Are you sleepy during the daytime?; Do you fall asleep at school?, and Do you fall asleep while watching television? These items had response categories of Never, Rarely, Occasionally, Frequently, and Almost Always. Responses to the school and television items were recoded to “problem” if Frequently or Almost Always were selected, or “no problem” if the other choices were selected. Participants also selected whether they perceived themselves to currently have a problem in the following areas: falling asleep, waking up too early and not being able to get back to sleep, not enough sleep, and/ or too much sleep. To coordinate responses with the diabetic cohort, participants were classified as getting too much sleep, not enough sleep, or enough sleep.
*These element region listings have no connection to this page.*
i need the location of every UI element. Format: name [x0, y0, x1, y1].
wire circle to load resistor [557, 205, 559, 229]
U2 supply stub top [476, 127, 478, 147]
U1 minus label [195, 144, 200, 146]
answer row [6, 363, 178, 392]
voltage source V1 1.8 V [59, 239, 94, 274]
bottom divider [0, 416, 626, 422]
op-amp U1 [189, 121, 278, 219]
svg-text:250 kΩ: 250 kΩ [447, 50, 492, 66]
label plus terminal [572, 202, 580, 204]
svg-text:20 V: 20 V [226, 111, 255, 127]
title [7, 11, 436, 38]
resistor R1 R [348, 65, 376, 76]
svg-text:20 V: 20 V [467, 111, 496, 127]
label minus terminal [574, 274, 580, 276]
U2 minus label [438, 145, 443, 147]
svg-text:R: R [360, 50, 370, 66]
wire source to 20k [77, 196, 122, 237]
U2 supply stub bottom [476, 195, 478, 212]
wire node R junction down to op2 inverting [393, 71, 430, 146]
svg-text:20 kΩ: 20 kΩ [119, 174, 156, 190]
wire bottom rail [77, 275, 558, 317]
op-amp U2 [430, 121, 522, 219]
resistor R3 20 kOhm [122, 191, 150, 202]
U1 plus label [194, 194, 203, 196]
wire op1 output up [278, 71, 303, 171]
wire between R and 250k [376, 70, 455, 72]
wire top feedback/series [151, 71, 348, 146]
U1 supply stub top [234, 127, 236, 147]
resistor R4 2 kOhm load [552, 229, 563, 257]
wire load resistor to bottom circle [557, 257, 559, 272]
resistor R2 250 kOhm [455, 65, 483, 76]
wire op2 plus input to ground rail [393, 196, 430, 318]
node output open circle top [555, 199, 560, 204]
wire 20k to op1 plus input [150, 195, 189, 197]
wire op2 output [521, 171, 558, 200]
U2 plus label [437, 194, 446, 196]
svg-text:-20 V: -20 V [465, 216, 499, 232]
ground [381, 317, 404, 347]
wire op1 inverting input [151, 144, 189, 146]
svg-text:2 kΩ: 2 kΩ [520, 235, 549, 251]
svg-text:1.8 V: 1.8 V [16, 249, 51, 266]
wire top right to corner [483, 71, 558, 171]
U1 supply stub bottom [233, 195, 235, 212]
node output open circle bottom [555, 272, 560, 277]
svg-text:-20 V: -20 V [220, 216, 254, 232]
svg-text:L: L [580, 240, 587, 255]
For questions regarding falling and returning to sleep, coordinating SSHS responses were recoded to “problem” if they experienced this Several Times or Every day/ night over the last two weeks or “no problem” if they experienced it Twice or less.

APPENDIX #2

Table S1.

Correlation matrix of relations between sleep parameters, glucose regulation, and age

Variables	PSG N2%	PSG N3%	PSG REM%	CGM hyper-glycemia%	CGM hypo-glycemia%	HbA1c	CGM glucose averages	Age
PSG N1%	0.03	−0.45**	0.18	−0.08	0.02	0.04	−0.12	0.13
PSG N2%	—	−0.50**	−0.25	0.36*	−0.31	0.54***	0.40*	0.49***
PSG N3%		—	−0.48**	−0.10	−0.05	−0.46**	−0.10	−0.58***
PSG REM%			—	−0.08	0.19	−0.05	−0.13	0.08
SSHS Sleepy1	−0.05	−0.08	0.08	0.03	0.02	−0.02	0.07	0.15
SSHS Sleepy2	0.35*	−0.43**	−0.00	0.15	−0.23	0.16	0.17	0.32*
SSHS Sleep-Wake Behavior Problems	0.38*	−0.42**	−0.04	0.08	−0.19	0.27	0.11	0.33*
SSHS Sleep Quality	−0.41**	−0.01	0.18	−0.17	0.31*	−0.06	−0.22	−0.09

PSG, Polysomnography; SSHS, School Sleep Habits Survey; Ns differ slightly based on missing data for PSG, CGM, or items on questionnaires;

^*P ≤ 0.05,

^**P ≤ 0.01,

^***P ≤ 0.001.

Table S2.

Correlation matrix of relations between sleep and psychosocial functioning

Variables	DQOL-Y Life Satisfaction	DQOL-Y Diabetes-Related Worry	DQOL-Y Disease Impact	Grade Point Average	Reading	Math	SSHS Grades	Pediatric Symptom Checklist	SSHS Depressed Mood
PSG N1%	−0.40*	−0.13	0.00	0.05	−0.06	−0.09	−0.17	0.04	0.05
PSG N2%	−0.19	0.37*	0.47**	−0.37*	−0.24	−0.37*	0.44**	0.48**	0.38*
PSG N3%	0.33*	−0.17	−0.34*	0.23	0.23	0.29	−0.24	−0.21	−0.12
PSG REM%	−0.09	−0.14	−0.19	0.14	0.02	0.09	−0.16	−0.21	−0.14
SSHS Sleepy1	−0.08	0.25	0.24	−0.23	−0.22	−0.26	0.31*	0.13	0.43**
SSHS Sleepy2	−0.41**	0.39**	0.48***	−0.21	−0.24	−0.22	0.50***	0.27	0.31*
SSHS Sleep-Wake Behavior Problems	−0.35*	0.37**	0.48***	−0.32*	−0.32*	−0.15	0.51***	0.33*	0.29*
SSHS Sleep Quality	0.24	−0.15	−0.07	0.14	0.36*	0.24	0.05	−0.21	−0.34*

Reading and Math are scores from the state standardized tests (Arizona's Instrument to Measure Standards test scores; AIMS); Ns differ slightly based on missing items on questionnaire and for school-related data based on school records provided;

^*P ≤ 0.05,

^**P ≤ 0.01,

^***P ≤ 0.001;

State standardized Writing scores, Tardies, and Absences were not included as they had no significant relations with sleep parameters.